Still, more progress must be made, he said, citing the need for pregnant workers to get more time off than the four months’ paid maternity leave granted under the country’s labor law.
Little Accountability Global Tea Supply Chain
Rooted in colonial era exploitation, tea plantations are rife with worker rights abuses. Accountability in the global tea supply chain is particularly lacking, with a recent report finding few corporations willing to provide the information necessary to determine how workers are treated and little due diligence across the supply chain.
A lack of supply chain transparency means companies are not being held to account for violations, says Kate Jelly, author of the Business and Human Rights Research Center (BHRRC) report, Boiling Point: Strengthening Corporate Accountability in the Tea Industry. “Many companies maintaining opaque supply chains are able to distance themselves from human rights abuses,” she told Reuters.

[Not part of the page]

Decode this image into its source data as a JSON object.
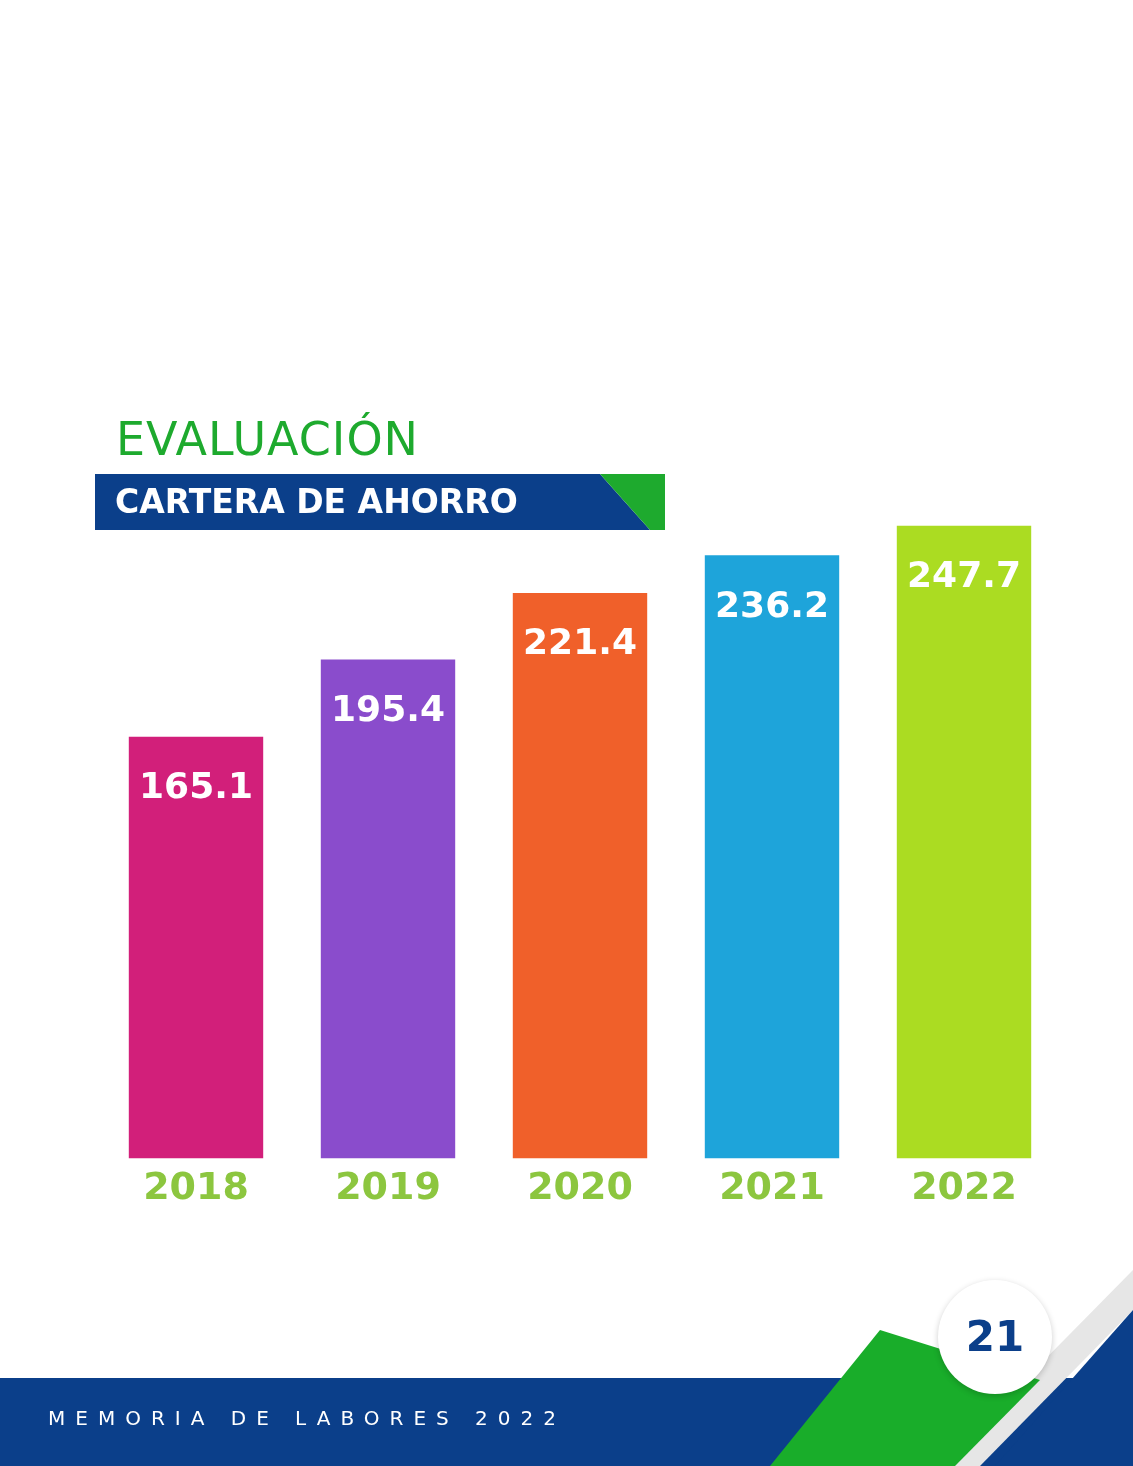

Based on research into news stories from 2022, the report found human rights abuses in Bangladesh and four other countries involving low or unpaid wages, lack of safety and health protections, and employer intimidation of workers seeking to improve their workplaces through unions.
Involving workers in the due diligence process is essential for supply chain transparency, according to Natalie Swan, a BHRRC labor rights program manager. “That means not relying on certification, not relying on a human rights policy or a supplier code of conduct.”
Solidarity Center believes workers must be at the center of workplace solutions, including those involving climate justice, in which the needs of workers and their communities are involved in achieving a fair or just transition to a more equitable and sustainable economy to mitigate the impacts of climate change and enable adaptation for impacted communities.